Si Melon dan Dampak Kebijakan Baru
oleh Dikdik Sadikin
Pada 1 Februari 2025, pemerintah Indonesia memberlakukan kebijakan baru yang membatasi distribusi elpiji 3 kg hanya melalui pangkalan resmi Pertamina, dengan melarang penjualan melalui pengecer. Kebijakan ini bertujuan memastikan distribusi yang lebih tertata dan harga yang sesuai dengan Harga Eceran Tertinggi (HET) yang ditetapkan pemerintah daerah.
Corporate Secretary Pertamina Patra Niaga, Heppy Wulansari, menyatakan bahwa pembelian di pangkalan resmi lebih murah dan terjamin takarannya, karena pangkalan menyediakan timbangan untuk memastikan berat isi tabung elpiji 3 kg. Namun, implementasi kebijakan ini menimbulkan tantangan baru. Di beberapa daerah, seperti Tanjung Duren, Jakarta Barat, warga harus mengantre panjang untuk mendapatkan elpiji 3 kg di pangkalan resmi. Akses ke pangkalan resmi juga menjadi kendala bagi masyarakat di daerah terpencil yang terbiasa membeli melalui pengecer.
Bagi masyarakat yang tinggal jauh dari pangkalan resmi, biaya tambahan harus dikeluarkan untuk transportasi. Sebagai contoh, seorang warga di Kabupaten Lebak, Banten, harus menempuh jarak sekitar 10 kilometer ke pangkalan resmi, dengan ongkos ojek mencapai Rp15.000-Rp20.000 sekali jalan. Jika setiap bulan dibutuhkan empat tabung, maka ongkos tambahan bisa mencapai Rp120.000, hampir menyamai harga dua tabung elpiji.
Ketergantungan Warga Miskin terhadap "Si Melon"
Data dari Direktorat Jenderal Minyak dan Gas Bumi Kementerian Energi dan Sumber Daya Mineral menunjukkan bahwa realisasi penyaluran elpiji 3 kg terus meningkat setiap tahun. Pada tahun 2019, realisasi penyaluran mencapai 6,84 juta metrik ton, meningkat menjadi 7,14 juta metrik ton pada tahun 2020, dan mencapai 7,46 juta metrik ton pada tahun 2021. Peningkatan ini menunjukkan tingginya ketergantungan masyarakat terhadap elpiji 3 kg sebagai bahan bakar utama untuk memasak.

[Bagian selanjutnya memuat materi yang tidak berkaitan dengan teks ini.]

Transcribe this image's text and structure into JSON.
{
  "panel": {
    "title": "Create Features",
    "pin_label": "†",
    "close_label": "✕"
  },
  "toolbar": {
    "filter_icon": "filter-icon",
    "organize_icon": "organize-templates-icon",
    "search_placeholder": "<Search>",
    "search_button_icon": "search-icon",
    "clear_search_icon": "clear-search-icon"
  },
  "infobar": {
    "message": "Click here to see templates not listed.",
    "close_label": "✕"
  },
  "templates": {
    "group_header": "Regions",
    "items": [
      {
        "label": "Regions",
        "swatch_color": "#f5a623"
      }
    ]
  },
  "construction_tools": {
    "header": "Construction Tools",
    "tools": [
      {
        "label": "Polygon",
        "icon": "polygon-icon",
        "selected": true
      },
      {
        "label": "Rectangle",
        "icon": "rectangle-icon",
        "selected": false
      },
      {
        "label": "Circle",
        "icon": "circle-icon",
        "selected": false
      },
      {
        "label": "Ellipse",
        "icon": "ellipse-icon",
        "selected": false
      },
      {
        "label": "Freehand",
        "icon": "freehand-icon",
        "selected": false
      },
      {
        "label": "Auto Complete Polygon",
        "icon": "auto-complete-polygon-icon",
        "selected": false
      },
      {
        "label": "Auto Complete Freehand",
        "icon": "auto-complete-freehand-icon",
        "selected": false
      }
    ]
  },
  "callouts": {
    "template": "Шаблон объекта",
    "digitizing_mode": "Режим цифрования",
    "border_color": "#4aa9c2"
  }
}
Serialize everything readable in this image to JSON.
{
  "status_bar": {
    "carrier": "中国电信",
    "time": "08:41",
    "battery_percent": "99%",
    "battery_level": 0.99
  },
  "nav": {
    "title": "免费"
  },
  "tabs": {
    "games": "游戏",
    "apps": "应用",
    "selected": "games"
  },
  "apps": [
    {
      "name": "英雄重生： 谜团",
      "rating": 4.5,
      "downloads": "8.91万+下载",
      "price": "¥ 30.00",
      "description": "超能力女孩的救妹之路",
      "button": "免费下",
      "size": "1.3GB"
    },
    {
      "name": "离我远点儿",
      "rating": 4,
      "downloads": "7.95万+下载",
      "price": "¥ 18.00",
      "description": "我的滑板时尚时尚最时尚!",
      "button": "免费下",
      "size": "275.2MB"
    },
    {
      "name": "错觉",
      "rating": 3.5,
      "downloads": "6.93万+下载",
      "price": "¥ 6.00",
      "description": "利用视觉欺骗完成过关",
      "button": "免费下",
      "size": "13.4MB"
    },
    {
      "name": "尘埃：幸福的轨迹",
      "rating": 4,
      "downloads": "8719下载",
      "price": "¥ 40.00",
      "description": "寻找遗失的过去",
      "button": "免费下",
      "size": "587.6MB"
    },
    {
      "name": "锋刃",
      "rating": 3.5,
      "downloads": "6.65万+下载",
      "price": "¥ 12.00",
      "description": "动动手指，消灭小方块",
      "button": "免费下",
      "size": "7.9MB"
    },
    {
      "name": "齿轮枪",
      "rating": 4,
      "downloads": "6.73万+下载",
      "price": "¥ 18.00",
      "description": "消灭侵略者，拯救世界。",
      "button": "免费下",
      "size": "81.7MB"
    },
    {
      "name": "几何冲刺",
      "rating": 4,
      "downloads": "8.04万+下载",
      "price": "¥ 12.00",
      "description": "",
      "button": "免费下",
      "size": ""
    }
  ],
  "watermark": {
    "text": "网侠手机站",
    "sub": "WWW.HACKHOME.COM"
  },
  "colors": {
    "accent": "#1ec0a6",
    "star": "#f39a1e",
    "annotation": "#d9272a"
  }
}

Melihat kebutuhan dan ketergantungan masyarakat miskin ini, Subsidi elpiji 3 kg pada awalnya diciptakan sebagai jaring pengaman sosial. Namun, dalam praktiknya, subsidi ini sering tidak tepat sasaran. Studi menunjukkan bahwa mayoritas penerima subsidi berasal dari kelompok menengah ke atas, sementara 30% masyarakat termiskin hanya menerima 25% dari total subsidi yang diberikan pemerintah. Hal ini terjadi karena distribusi subsidi tidak terkontrol dengan baik, sehingga banyak masyarakat mampu turut serta membeli karena harga elpiji 3 kg yang murah.Â
Dibandingkan dengan dengan negara-negara tetangga, harga elpiji di Indonesia memang berbeda dengan negara-negara tetangga seperti Malaysia dan Thailand. Harga gas di Indonesia rata-rata US$8,3 per MMBTU, sedangkan di Malaysia US$6,6 per MMBTU dan Thailand US$7,7 per MMBTU. Perbedaan ini disebabkan oleh sistem penetapan harga yang berbeda-beda di setiap negara.

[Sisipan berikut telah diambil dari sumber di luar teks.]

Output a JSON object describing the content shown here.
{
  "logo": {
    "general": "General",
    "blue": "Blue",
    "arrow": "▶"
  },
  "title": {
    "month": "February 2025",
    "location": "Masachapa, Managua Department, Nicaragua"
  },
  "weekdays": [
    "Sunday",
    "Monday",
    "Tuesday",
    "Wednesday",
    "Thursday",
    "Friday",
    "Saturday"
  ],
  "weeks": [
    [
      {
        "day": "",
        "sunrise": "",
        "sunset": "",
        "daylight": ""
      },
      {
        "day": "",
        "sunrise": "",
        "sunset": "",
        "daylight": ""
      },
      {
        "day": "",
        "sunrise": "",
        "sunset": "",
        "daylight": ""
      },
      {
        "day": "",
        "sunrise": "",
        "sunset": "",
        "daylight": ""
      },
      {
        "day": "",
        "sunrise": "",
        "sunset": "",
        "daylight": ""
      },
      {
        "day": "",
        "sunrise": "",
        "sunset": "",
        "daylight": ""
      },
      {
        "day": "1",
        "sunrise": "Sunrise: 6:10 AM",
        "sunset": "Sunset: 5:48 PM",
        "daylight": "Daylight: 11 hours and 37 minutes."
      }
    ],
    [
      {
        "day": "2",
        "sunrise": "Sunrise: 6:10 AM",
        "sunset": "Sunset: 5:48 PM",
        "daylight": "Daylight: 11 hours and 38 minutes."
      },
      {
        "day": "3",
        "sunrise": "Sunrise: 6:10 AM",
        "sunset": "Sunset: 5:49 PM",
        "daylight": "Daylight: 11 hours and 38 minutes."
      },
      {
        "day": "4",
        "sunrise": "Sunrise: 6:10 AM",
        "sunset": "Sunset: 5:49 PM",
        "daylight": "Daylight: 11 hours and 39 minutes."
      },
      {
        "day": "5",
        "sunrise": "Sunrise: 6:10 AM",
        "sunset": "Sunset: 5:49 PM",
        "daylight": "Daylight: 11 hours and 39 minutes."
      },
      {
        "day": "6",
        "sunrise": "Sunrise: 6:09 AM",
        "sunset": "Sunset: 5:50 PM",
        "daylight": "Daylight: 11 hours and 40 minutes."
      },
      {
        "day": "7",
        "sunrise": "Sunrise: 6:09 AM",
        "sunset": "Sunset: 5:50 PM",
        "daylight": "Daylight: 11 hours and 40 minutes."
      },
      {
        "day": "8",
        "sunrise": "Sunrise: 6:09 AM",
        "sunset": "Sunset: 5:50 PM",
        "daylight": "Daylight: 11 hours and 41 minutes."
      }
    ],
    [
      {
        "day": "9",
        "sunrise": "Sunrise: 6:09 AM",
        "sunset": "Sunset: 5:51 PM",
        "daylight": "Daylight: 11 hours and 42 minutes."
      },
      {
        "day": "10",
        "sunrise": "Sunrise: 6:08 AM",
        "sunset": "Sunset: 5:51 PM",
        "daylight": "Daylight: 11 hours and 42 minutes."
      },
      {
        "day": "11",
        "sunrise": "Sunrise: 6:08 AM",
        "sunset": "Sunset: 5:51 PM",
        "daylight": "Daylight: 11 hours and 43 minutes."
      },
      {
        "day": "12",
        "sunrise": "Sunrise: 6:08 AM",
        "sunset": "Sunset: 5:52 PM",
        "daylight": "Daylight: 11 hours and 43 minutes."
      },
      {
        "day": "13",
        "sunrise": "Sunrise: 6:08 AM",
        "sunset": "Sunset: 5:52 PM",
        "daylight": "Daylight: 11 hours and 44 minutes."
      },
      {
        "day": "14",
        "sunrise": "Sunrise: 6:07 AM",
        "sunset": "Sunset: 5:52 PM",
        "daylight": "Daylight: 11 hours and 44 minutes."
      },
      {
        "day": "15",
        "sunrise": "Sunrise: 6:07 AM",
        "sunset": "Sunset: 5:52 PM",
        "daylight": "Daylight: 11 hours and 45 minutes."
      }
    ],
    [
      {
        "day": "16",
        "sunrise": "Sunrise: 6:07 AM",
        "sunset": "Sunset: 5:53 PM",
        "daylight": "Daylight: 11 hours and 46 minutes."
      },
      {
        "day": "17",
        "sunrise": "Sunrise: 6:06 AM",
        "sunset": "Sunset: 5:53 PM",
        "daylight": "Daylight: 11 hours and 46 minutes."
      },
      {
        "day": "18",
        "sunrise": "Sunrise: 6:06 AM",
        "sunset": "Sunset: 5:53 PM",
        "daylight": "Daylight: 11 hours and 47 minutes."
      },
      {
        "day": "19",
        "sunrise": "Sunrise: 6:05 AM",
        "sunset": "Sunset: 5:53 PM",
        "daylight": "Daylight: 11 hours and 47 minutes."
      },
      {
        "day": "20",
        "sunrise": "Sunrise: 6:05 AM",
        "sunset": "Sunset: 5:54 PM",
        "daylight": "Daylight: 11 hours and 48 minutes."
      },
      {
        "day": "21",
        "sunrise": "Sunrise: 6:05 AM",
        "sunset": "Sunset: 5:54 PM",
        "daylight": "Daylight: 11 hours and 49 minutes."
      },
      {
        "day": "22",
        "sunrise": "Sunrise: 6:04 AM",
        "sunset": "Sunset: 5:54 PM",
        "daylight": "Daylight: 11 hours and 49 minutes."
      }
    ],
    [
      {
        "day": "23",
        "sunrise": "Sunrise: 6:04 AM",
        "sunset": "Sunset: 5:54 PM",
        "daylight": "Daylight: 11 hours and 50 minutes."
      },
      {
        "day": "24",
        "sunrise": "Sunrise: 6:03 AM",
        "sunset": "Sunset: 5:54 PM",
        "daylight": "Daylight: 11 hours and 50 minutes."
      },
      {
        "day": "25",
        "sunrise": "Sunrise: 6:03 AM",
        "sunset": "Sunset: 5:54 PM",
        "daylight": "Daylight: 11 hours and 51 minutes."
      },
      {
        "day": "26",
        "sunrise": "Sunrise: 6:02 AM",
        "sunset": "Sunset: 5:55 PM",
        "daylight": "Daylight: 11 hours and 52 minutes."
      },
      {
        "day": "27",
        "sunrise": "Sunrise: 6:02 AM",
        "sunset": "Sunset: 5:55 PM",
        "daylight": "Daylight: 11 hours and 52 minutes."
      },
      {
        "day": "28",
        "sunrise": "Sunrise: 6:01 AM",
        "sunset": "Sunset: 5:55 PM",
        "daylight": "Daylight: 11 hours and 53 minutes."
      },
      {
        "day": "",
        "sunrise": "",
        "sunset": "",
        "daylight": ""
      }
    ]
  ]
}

Menteri Energi dan Sumber Daya Mineral, Bahlil Lahadalia, menegaskan bahwa kebijakan pembatasan distribusi ini bertujuan untuk memastikan subsidi tepat sasaran. Ia menyatakan, "Kami ingin subsidi ini benar-benar dinikmati oleh masyarakat miskin, bukan oleh mereka yang mampu. Dengan sistem ini, distribusi bisa lebih transparan dan akurat."

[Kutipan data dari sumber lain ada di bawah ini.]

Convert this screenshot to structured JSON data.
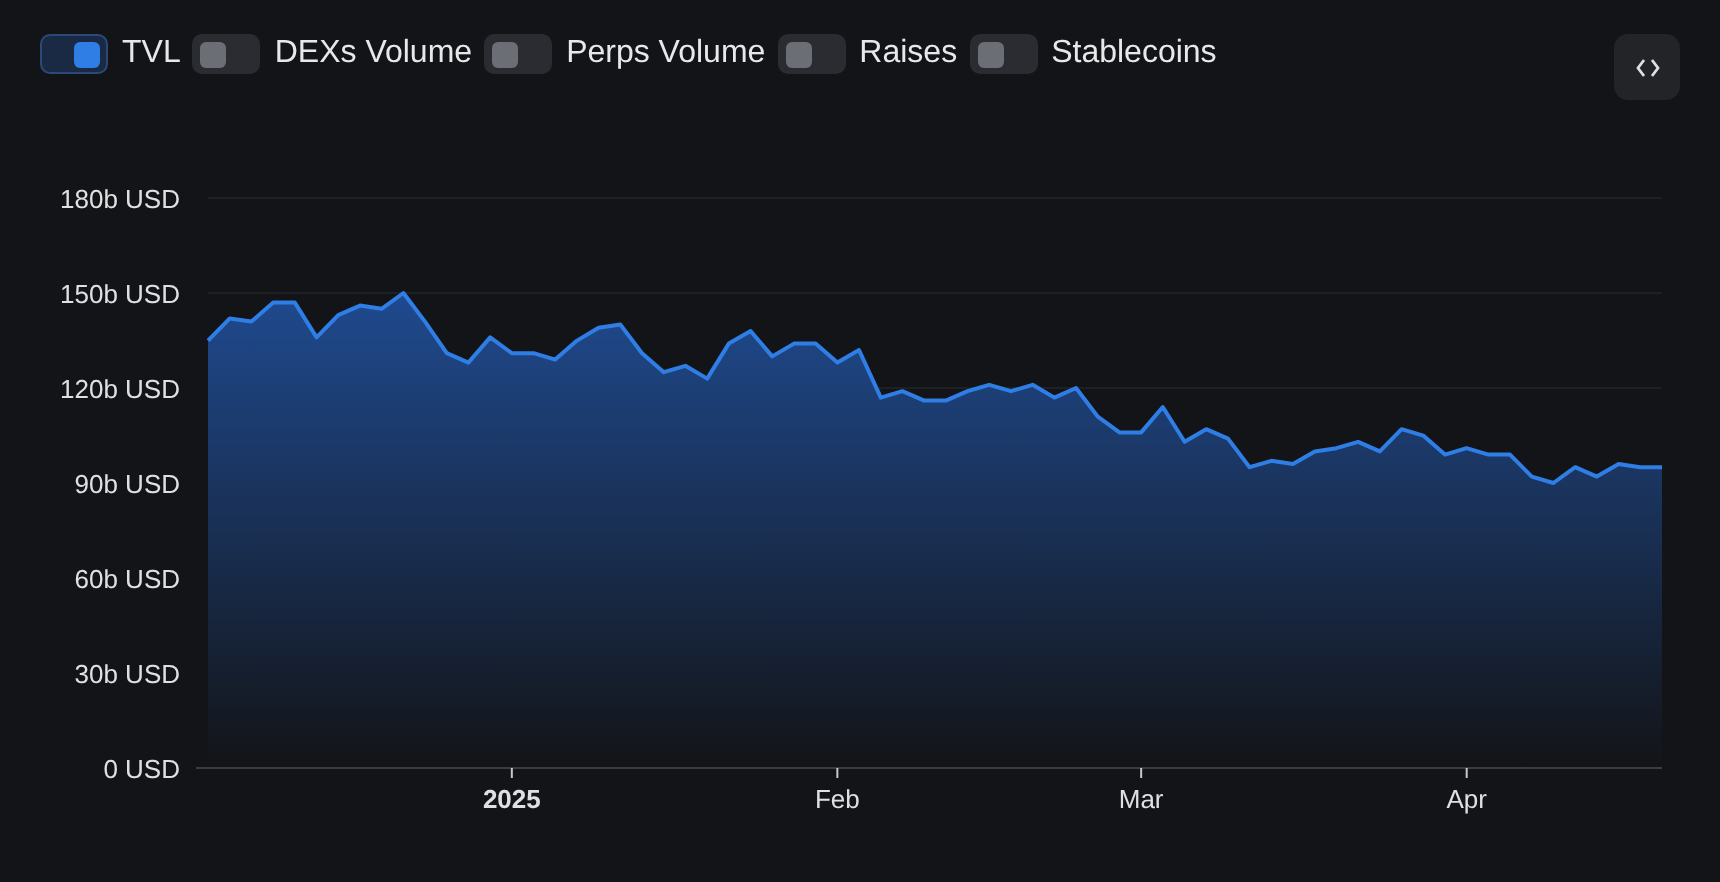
{
  "legend": [
    {
      "label": "TVL",
      "selected": true
    },
    {
      "label": "DEXs Volume",
      "selected": false
    },
    {
      "label": "Perps Volume",
      "selected": false
    },
    {
      "label": "Raises",
      "selected": false
    },
    {
      "label": "Stablecoins",
      "selected": false
    }
  ],
  "chart": {
    "chart_data": {
      "type": "area",
      "categories": [
        null,
        null,
        null,
        null,
        null,
        null,
        null,
        null,
        null,
        null,
        null,
        null,
        null,
        null,
        "2025",
        null,
        null,
        null,
        null,
        null,
        null,
        null,
        null,
        null,
        null,
        null,
        null,
        null,
        null,
        "Feb",
        null,
        null,
        null,
        null,
        null,
        null,
        null,
        null,
        null,
        null,
        null,
        null,
        null,
        "Mar",
        null,
        null,
        null,
        null,
        null,
        null,
        null,
        null,
        null,
        null,
        null,
        null,
        null,
        null,
        "Apr",
        null,
        null,
        null,
        null,
        null,
        null,
        null,
        null,
        null
      ],
      "series": [
        {
          "color": "#2f7ee6",
          "values": [
            135,
            142,
            141,
            147,
            147,
            136,
            143,
            146,
            145,
            150,
            141,
            131,
            128,
            136,
            131,
            131,
            129,
            135,
            139,
            140,
            131,
            125,
            127,
            123,
            134,
            138,
            130,
            134,
            134,
            128,
            132,
            117,
            119,
            116,
            116,
            119,
            121,
            119,
            121,
            117,
            120,
            111,
            106,
            106,
            114,
            103,
            107,
            104,
            95,
            97,
            96,
            100,
            101,
            103,
            100,
            107,
            105,
            99,
            101,
            99,
            99,
            92,
            90,
            95,
            92,
            96,
            95,
            95
          ]
        }
      ],
      "ylim": [
        0,
        180
      ],
      "yticks": [
        {
          "value": 0,
          "label": "0 USD"
        },
        {
          "value": 30,
          "label": "30b USD"
        },
        {
          "value": 60,
          "label": "60b USD"
        },
        {
          "value": 90,
          "label": "90b USD"
        },
        {
          "value": 120,
          "label": "120b USD"
        },
        {
          "value": 150,
          "label": "150b USD"
        },
        {
          "value": 180,
          "label": "180b USD"
        }
      ]
    }
  }
}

Namun, kebijakan ini mendapat kritik dari pengamat ekonomi energi Universitas Gadjah Mada, Fahmy Radhi, yang menilai bahwa kebijakan ini justru berdampak negatif pada usaha kecil dan menengah. "Kebijakan Menteri ESDM Bahlil Lahadalia tersebut merupakan kebijakan blunder lantaran mematikan pengusaha akar rumput, menyusahkan konsumen, dan melabrak komitmen Presiden Prabowo yang berpihak kepada rakyat kecil," kata Fahmy Radhi kepada Kantor Berita Politik RMOL, Minggu, 2 Februari 2025.